Start by exporting a rotation speed, a float measured in radians per second.
If radians make no sense to you, you can define it as a multiple of PI or TAU. PI is a half circle, or 180 degrees, and TAU is a full circle, or 360 degrees. I’ll use TAU times 2, which is 2 full rotations per second. Also define a variable that represents the angle between the direction they are currently facing, and the direction we want them to face, THETA.
If the player is giving direction input, then we can calculate THETA to be atan2 of y over x. This provides the angle difference of a line segment connecting the origin of a 2D cartesian plane to these coordinates and the positive x axis. Subtracting the current rotation gives us the difference between that line segment and the current rotation.
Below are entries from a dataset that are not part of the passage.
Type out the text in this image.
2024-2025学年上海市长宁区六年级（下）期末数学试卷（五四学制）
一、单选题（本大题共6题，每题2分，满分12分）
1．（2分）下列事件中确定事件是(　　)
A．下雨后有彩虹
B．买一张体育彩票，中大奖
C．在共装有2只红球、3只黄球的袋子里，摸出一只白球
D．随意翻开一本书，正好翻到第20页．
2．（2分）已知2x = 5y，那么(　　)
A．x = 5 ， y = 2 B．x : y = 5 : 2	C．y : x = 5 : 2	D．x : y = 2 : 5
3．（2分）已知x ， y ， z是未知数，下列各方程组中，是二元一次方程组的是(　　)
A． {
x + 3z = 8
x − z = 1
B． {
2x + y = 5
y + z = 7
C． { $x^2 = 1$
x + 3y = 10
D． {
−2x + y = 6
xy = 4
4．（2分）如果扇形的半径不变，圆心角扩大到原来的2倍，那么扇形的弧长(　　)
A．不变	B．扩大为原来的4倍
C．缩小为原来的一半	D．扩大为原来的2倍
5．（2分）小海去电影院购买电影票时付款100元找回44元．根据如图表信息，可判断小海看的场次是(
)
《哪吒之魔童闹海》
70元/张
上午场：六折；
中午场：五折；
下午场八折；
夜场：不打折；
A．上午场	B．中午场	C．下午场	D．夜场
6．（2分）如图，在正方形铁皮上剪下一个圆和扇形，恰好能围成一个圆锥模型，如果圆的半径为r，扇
We also need to wrap this value to be between negative and positive PI. Remember that PI is a half rotation, so this is restricting the angle to be between a half rotation clockwise and a half rotation counterclockwise.
Then add to the character’s rotation, the rotation speed times DELTA, clamped to be no less than 0, and no more than the absolute value of THETA. This will prevent overshooting the mark, since the actual rotation can’t be more than theta. But we also need to apply the sign of THETA to the rotation speed, to rotate in the desired clockwise or counterclockwise direction.
In 3D, we are rotating the character rig, and its rotation is a vector3, but we only need to rotate about the y axis. We can use the same formula, substituting -z for y in the direction if using 3D direction, but also adding a quarter rotation, making backward, or away from the camera, the point of reference instead of right. Or we can simplify this a little bit by removing the quarter rotation, swapping x and z in the atan2 function, and removing the negative from z. This will still provide the angle difference between the directional input and the character rig’s current y rotation, so the rotation statement remains the same.